Meta blocks specific Canadians on on Instagram, Facebook 

Meta in Kenya legal tussle on content moderation

The social media giant Meta and its two Kenyan partners in content moderation, Sama and Majorel, are the targets of a new lawsuit that was filed in that country.

In a petition submitted today, 43 content moderators accuse Sama of engaging in “unlawful firing.”

Sama’s employment with Meta will end this month, despite the fact that the company made the decision to close its content review division in January.

Also, they are retaliating against Majorel, Meta’s new partner in content monitoring, for what they perceive to be biased.

They claim that Majorel has placed all of Sama’s former employees on a blacklist.

The moderators claim Sama wrongfully terminated their employment and failed to give them any redundancy notices before their dismissal in a lawsuit they filed in a court with jurisdiction over employment and labour relations.

According to the lawsuit, among other things, the moderators were not provided with the thirty days’ notice of termination that Kenyan law mandates, and they were only paid in full after agreeing to nondisclosure agreements.

Read also: Meta to lay off 10,000 workers after laying off 11,000 in 2022

What Is Meta Sued For?

According to reports, Meta has also instructed its new Luxembourg-based partner, Majorel, to ban content moderators who formerly worked for Sama. Moderator applicants who had previously worked for Sama were “denied on the basis that they previously worked at the 3rd Respondent’s (Sama’s) premises,” the document read.

There is legal paperwork claiming that some of the 260 affected Sama content moderators were recruited from different countries in Africa. After March 31st, when their contracts with Sama end, these people will be forced to leave Kenya if they are unable to find other jobs.

“This is a sham mass layoff of workers that is really an attempt to undermine unions. For example, Cori Crider, director of the tech justice NGO Foxglove, which is providing support for the case, has said, “You can’t just switch suppliers and instruct recruiters not to hire your workers because they are “troublemakers” — that is, because they have the audacity to speak up for themselves.”

Sama, whose customer roster is broad and includes OpenAI, cancelled its contract with Meta and stopped providing content review services in 2022 after it was threatened by a lawsuit filed in Kenya by its former content moderator, Daniel Motaung (computer vision data annotation).

Motuang, a South African, has accused Sama and Meta of several wrongdoings, including human trafficking, unjust labour relations, union busting, and a lack of “adequate” mental health and psychosocial treatment for its employees. Employees at Sama claim he was fired in 2019 for trying to unionise them and call for a walkout.

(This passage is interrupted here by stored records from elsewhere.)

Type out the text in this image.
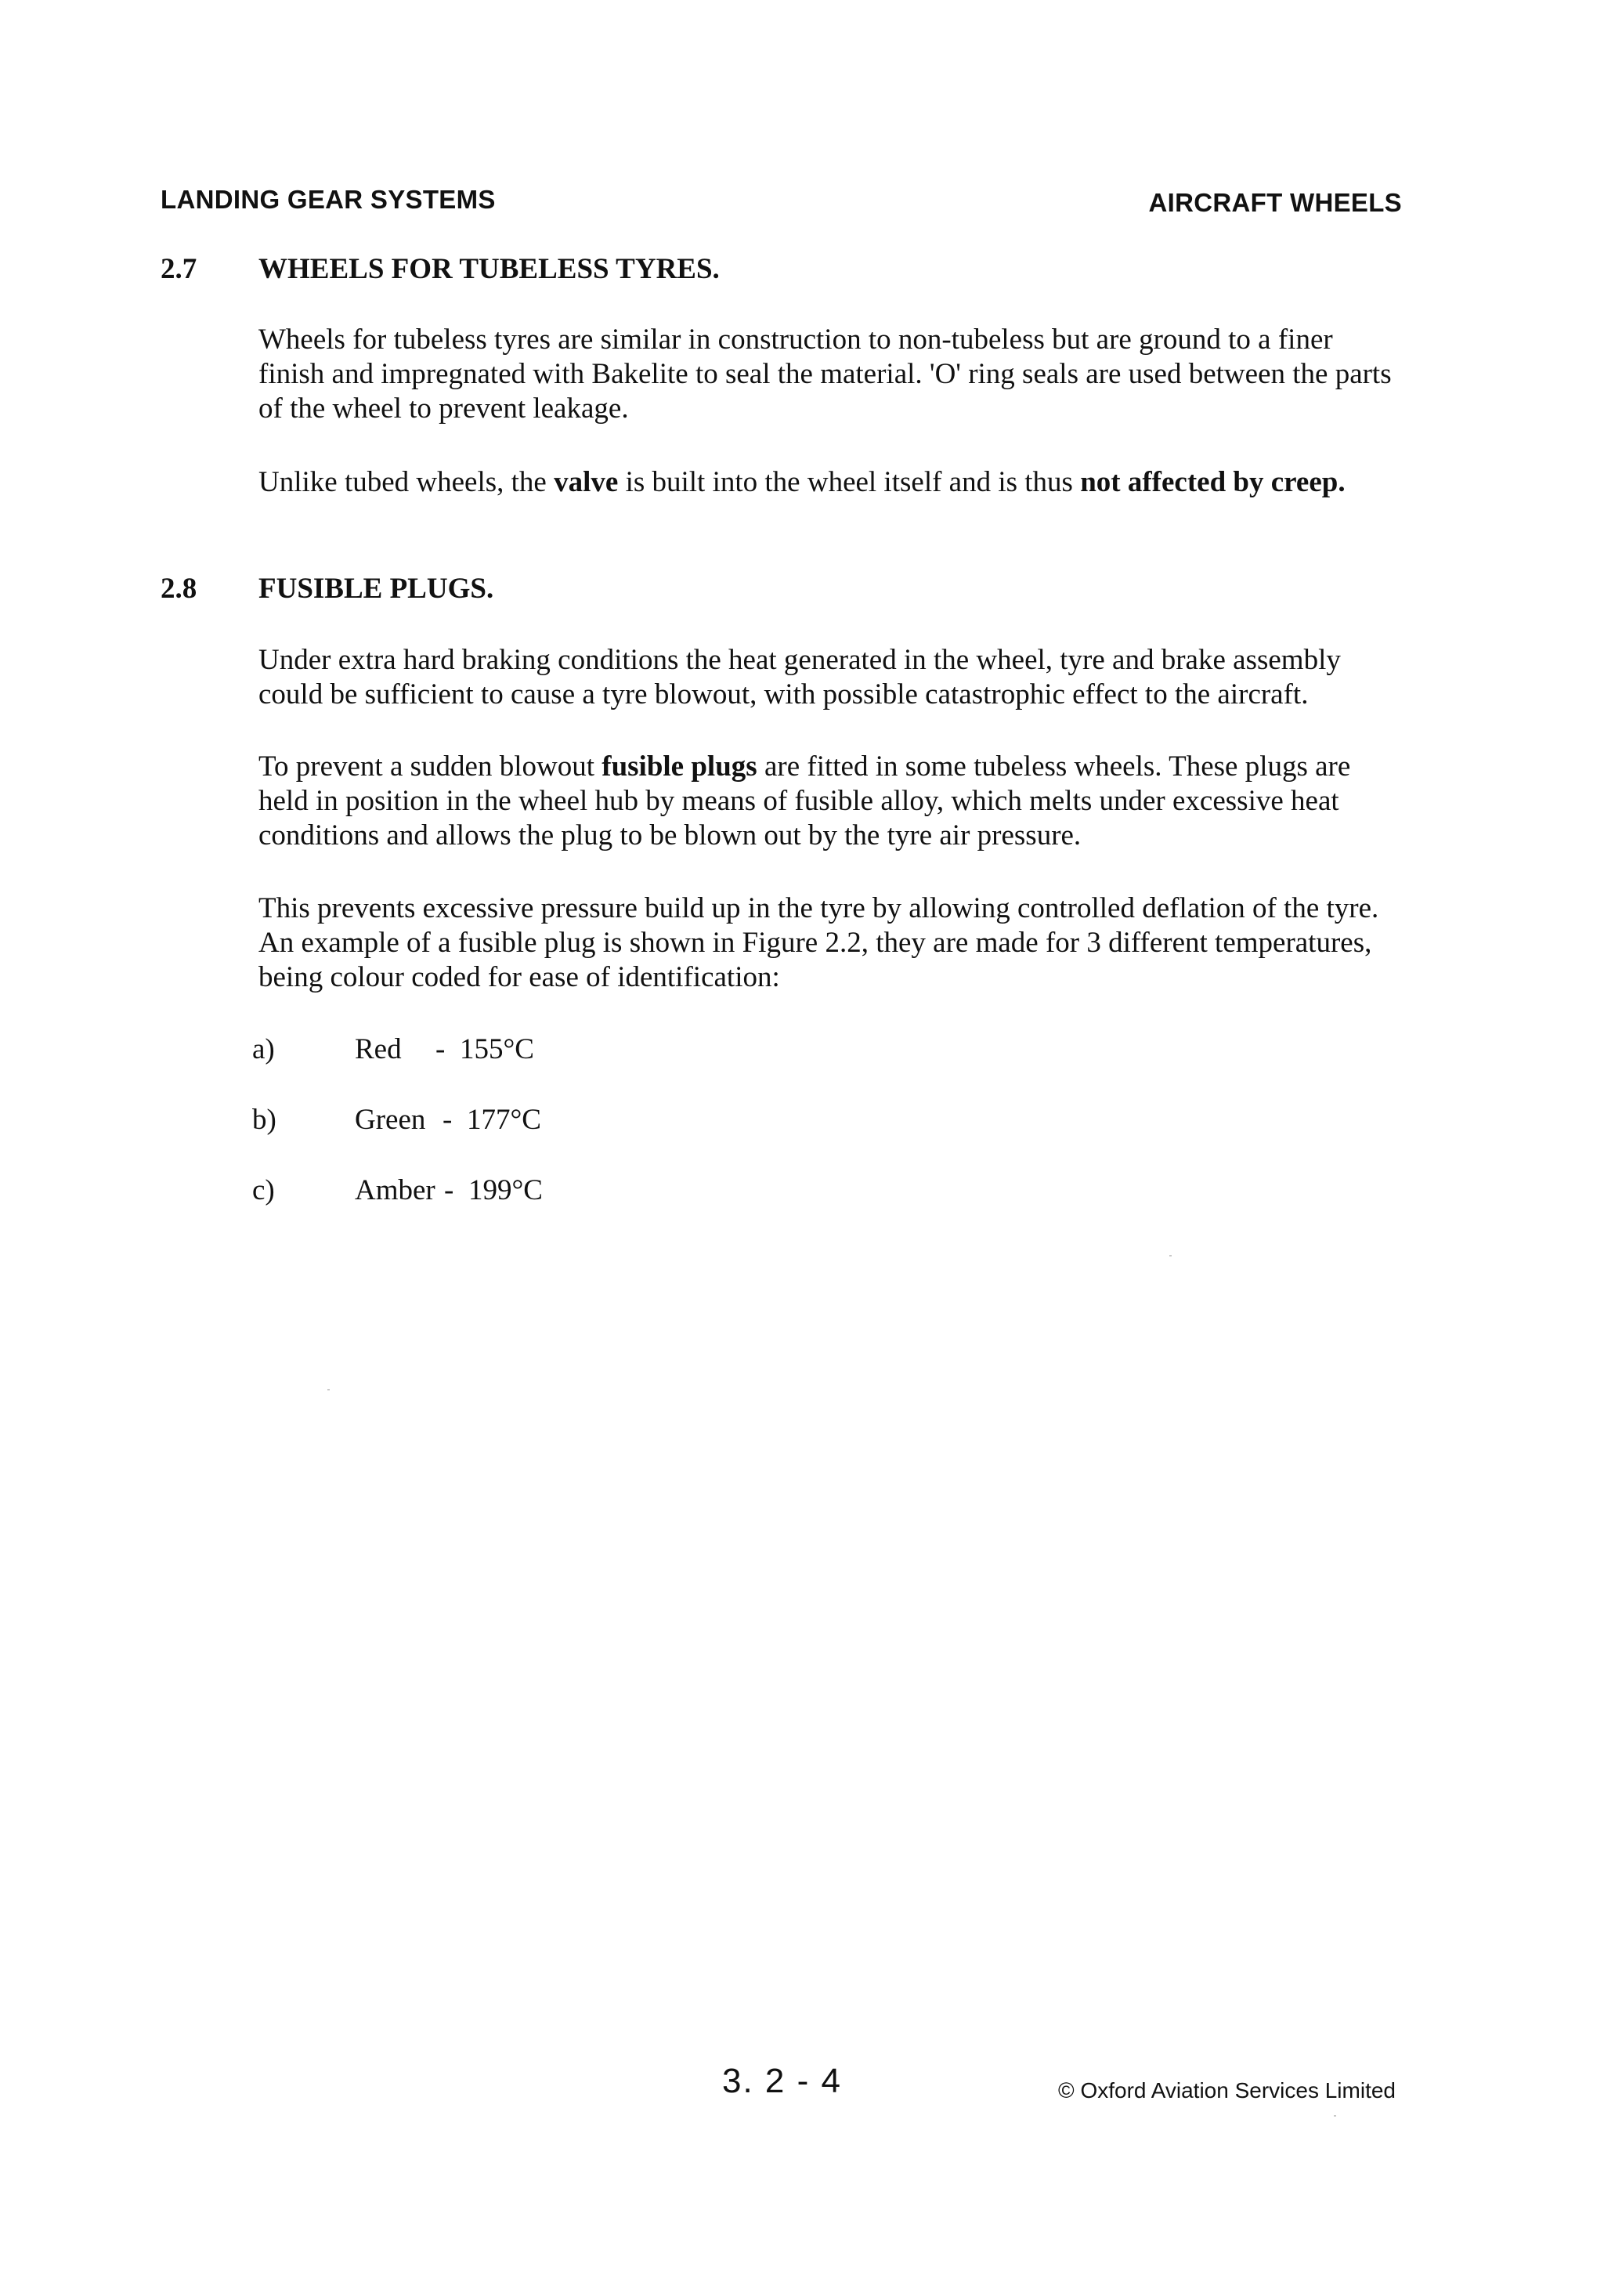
LANDING GEAR SYSTEMS	AIRCRAFT WHEELS
2.7 WHEELS FOR TUBELESS TYRES.

Wheels for tubeless tyres are similar in construction to non-tubeless but are ground to a finer finish and impregnated with Bakelite to seal the material. 'O' ring seals are used between the parts of the wheel to prevent leakage.

Unlike tubed wheels, the valve is built into the wheel itself and is thus not affected by creep.

2.8 FUSIBLE PLUGS.

Under extra hard braking conditions the heat generated in the wheel, tyre and brake assembly could be sufficient to cause a tyre blowout, with possible catastrophic effect to the aircraft.

To prevent a sudden blowout fusible plugs are fitted in some tubeless wheels. These plugs are held in position in the wheel hub by means of fusible alloy, which melts under excessive heat conditions and allows the plug to be blown out by the tyre air pressure.

This prevents excessive pressure build up in the tyre by allowing controlled deflation of the tyre. An example of a fusible plug is shown in Figure 2.2, they are made for 3 different temperatures, being colour coded for ease of identification:

a)	Red - 155°C
b)	Green - 177°C
c)	Amber - 199°C
3. 2 - 4	© Oxford Aviation Services Limited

Meta is being sued for the third time in Kenya. This follows a similar action filed in December by Ethiopians who claimed Facebook’s lack of adequate safety safeguards contributed to the violence that ultimately cost the lives of 500,000 Ethiopians (including the petitioner’s father) during the just concluded Tigray War.

The lawsuit claims that the social network actively pushed inflammatory information and did not employ enough people who spoke the local languages to monitor and moderate the site’s content adequately.